Le 21 juillet l'impératrice Marie-Louise écrivait d'Aix à mon grand-père la lettre suivante:

«Il y a bien peu de temps que vous êtes parti et cependant je m'empresse de vous écrire pour que vous ne puissiez pas vous plaindre de mon inexactitude. J'espère que vous penserez quelquefois à moi et que vous ne vous laisserez pas aller à des pensées noires; en ce cas je vous rappelle la promesse de me l'écrire tout de suite pour que je puisse vous en dissuader (sic).

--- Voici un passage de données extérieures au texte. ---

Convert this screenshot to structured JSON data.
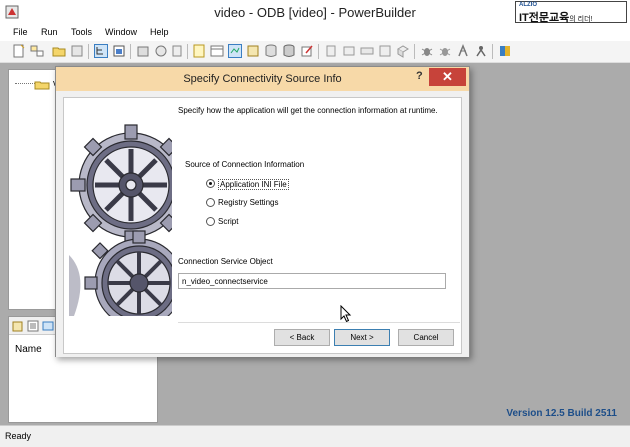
{
  "window": {
    "title": "video - ODB [video]  - PowerBuilder"
  },
  "brand": {
    "small": "ALZIO",
    "main": "IT전문교육",
    "sub": "의 리더!"
  },
  "menu": {
    "items": [
      "File",
      "Run",
      "Tools",
      "Window",
      "Help"
    ]
  },
  "toolbar": {
    "icons": [
      "new-icon",
      "inherit-icon",
      "open-icon",
      "print-icon",
      "system-tree-icon",
      "output-icon",
      "library-icon",
      "browser-icon",
      "clip-icon",
      "application-icon",
      "datawindow-icon",
      "database-icon",
      "database-painter-icon",
      "db-profile-icon",
      "edit-icon",
      "deploy-icon",
      "build-icon",
      "project-icon",
      "window-icon",
      "menu-icon",
      "structure-icon",
      "debug-icon",
      "debug-stop-icon",
      "run-icon",
      "select-run-icon",
      "exit-icon"
    ]
  },
  "tree": {
    "item_label": "vid"
  },
  "output_panel": {
    "column_header": "Name"
  },
  "version": "Version 12.5 Build 2511",
  "status": {
    "text": "Ready"
  },
  "dialog": {
    "title": "Specify Connectivity Source Info",
    "help": "?",
    "close": "✕",
    "description": "Specify how the application will get the connection information at runtime.",
    "group_label": "Source of Connection Information",
    "options": [
      {
        "label": "Application INI File",
        "selected": true
      },
      {
        "label": "Registry Settings",
        "selected": false
      },
      {
        "label": "Script",
        "selected": false
      }
    ],
    "field_label": "Connection Service Object",
    "field_value": "n_video_connectservice",
    "buttons": {
      "back": "< Back",
      "next": "Next >",
      "cancel": "Cancel"
    }
  },
  "colors": {
    "dialog_title_bg": "#f7d9a8",
    "close_bg": "#c7433a",
    "workspace_bg": "#ababab",
    "version_text": "#1d4e89"
  }
}
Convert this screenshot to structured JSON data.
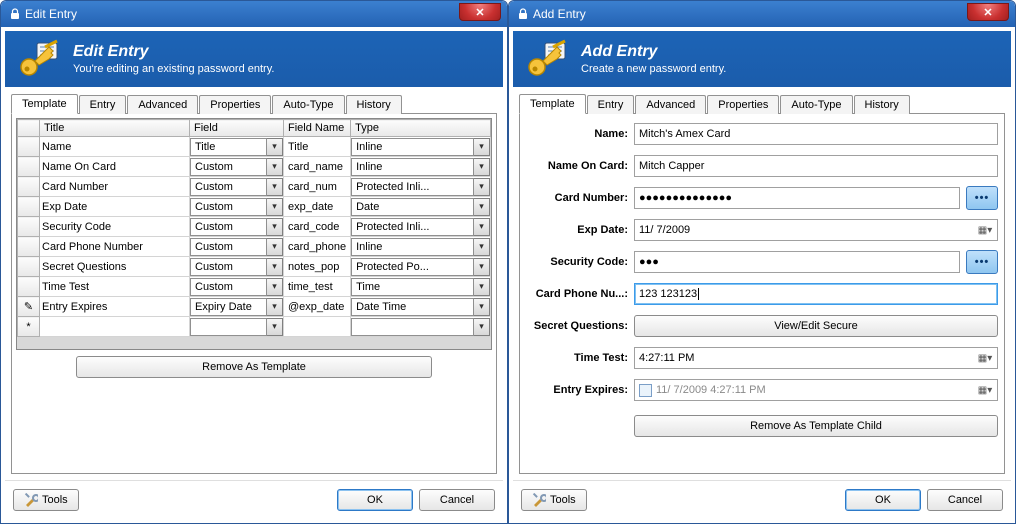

»Dans peu de jours vous serez content, vous serez avec votre famille, avec vos petits-enfants que vous trouverez bien grandis, au lieu que vous me manquez beaucoup, tant pour vos bons conseils que pour le plaisir que j'avais à causer avec vous.

»Ma santée (sic) va assez bien; j'ai pris le premier bain aujourd'hui, je ne sais si j'aurai le courage de continuer, car ils sentent bien mauvais.

»Je ne vous écris pas une longue lettre parce qu'il est bien tard; je vous prie de croire à tous mes sentiments d'estime et d'amitié.

»Votre très affectionnée,

»LOUISE.»

Autre lettre:

«Aix, 28 juillet 1814.

»Je ne vous ai pas écrit la semaine passée parce que je n'ai pas eu un moment de temps à moi, j'espère que vous n'aurez pas été inquiet de mon silence, parce que j'avais chargé la duchesse de Montebello de vous donner de mes nouvelles.